Islamic leaders in India are trying to prevent author Salman Rushdie from entering the country for a literature festival.
Rushdie, who was famously given a fatwa sentence by Iran's Ayatollah Ruhollah Khomeini after the publication of his novel The Satanic Verses in 1998, is scheduled to speak at an event in the northern city of Jaipur this month, but the influential Darul Uloom Deoband seminary has asked the government to take away his visa.
Referring to Rushdie as “the man whose blasphemous writings have hurt the sentiments of Muslims all over the world, Maulana Qasim Nomani, the head of the Islamic school, insisted that he must not be allowed to set foot on Indian soil.”
I call upon the Muslim organizations of the country to mount pressure on the center to withdraw the visa and prevent him visiting India where [tens of millions] community members still feel hurt owing to the anti-Islamic remarks in his writings The Muslims cannot pardon him at any cost, Nomani added.
The government has refused to bar Rushdie's entry, and the writer, who was born in Mumbai, was quick to point out on Twitter that for the record, I don't need a visa.
The Darul Uloom seminary and the Deobandi Islamic movement have millions of followers around the world and India was one of the countries that banned The Satanic Verses after its publication. The fatwa -- or death sentence -- against Rushie was lifted in 1998, but he is still a controversial and blasphemous figure for many Muslims.
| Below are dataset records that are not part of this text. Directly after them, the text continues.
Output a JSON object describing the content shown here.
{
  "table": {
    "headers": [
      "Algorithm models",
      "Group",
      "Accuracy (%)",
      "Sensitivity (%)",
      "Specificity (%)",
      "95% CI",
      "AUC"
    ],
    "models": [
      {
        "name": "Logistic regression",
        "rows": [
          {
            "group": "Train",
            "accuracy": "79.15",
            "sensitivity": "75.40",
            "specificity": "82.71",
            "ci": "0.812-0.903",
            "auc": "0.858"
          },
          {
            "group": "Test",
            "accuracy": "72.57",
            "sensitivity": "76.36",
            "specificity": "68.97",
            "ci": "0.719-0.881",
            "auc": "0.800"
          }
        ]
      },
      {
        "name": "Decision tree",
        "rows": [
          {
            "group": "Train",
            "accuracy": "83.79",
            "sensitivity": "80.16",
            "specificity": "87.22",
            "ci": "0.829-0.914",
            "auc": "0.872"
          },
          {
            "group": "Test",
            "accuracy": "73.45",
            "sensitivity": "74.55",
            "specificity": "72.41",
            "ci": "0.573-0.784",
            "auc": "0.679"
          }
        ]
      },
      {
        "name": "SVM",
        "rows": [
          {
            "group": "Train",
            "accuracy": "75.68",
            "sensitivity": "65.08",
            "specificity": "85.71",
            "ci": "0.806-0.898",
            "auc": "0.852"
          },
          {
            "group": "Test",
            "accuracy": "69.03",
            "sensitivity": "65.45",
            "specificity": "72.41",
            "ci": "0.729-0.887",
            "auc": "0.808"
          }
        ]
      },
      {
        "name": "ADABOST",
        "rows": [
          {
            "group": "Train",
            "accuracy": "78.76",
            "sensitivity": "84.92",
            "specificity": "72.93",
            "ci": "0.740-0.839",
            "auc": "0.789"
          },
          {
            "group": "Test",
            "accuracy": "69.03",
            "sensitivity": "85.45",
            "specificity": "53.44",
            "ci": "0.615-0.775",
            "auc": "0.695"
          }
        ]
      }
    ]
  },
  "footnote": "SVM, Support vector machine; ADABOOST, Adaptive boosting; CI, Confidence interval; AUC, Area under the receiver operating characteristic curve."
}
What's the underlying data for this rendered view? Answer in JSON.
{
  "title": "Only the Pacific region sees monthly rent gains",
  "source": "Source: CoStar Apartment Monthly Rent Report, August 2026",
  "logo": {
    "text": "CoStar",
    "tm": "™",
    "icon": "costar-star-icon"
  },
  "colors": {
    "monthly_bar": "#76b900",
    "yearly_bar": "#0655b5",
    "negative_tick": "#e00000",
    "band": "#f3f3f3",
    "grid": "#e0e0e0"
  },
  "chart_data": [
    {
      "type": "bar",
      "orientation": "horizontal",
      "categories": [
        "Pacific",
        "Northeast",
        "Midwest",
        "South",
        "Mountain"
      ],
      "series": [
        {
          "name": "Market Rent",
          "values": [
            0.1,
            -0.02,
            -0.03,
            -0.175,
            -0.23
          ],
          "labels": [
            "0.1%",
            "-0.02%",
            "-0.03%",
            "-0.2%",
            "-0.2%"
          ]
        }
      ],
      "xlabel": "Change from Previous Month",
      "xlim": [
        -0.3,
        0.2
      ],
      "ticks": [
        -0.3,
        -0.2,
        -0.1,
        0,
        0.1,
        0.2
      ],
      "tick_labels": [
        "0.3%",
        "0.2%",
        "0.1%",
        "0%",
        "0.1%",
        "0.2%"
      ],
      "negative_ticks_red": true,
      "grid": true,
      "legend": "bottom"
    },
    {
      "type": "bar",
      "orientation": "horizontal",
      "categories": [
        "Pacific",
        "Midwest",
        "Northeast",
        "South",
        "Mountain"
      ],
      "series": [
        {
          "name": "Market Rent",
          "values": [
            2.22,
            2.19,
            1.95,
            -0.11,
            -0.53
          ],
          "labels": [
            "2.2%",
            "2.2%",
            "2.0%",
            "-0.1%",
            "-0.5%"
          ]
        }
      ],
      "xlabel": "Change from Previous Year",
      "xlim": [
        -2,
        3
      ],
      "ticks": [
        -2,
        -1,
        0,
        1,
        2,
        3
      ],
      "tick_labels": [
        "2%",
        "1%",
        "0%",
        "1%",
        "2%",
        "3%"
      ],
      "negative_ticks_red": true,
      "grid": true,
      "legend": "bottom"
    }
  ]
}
“Whenever Rushdie has come here, we have always condemned it,” seminary deputy vice chancellor Maulana Abdul Khaliq told Agnce France Presse.
“People who admire him can go and find him abroad.”
Even members of the Bharatiya Janata Party, a Hindu nationalist party in the state of Uttar Pradesh where the school is located, has suggested that Rushie should not be allowed at the festival, because he will cause tensions between communities as the state prepares for elections.
“India is a country where the sentiments of each community and caste are respected,” Maulana Khalid Rashid Farangi Mahali echoed to Reuters. “And therefore such a man should not be permitted to come to the country.”
Jaipur Literature Festival co-director William Dalrymple has apologized to Rushdie.
He's one of the greatest artists India has created, one of the greatest figures to come out of the Indian Muslim community and people should be proud of what he's achieved, he said.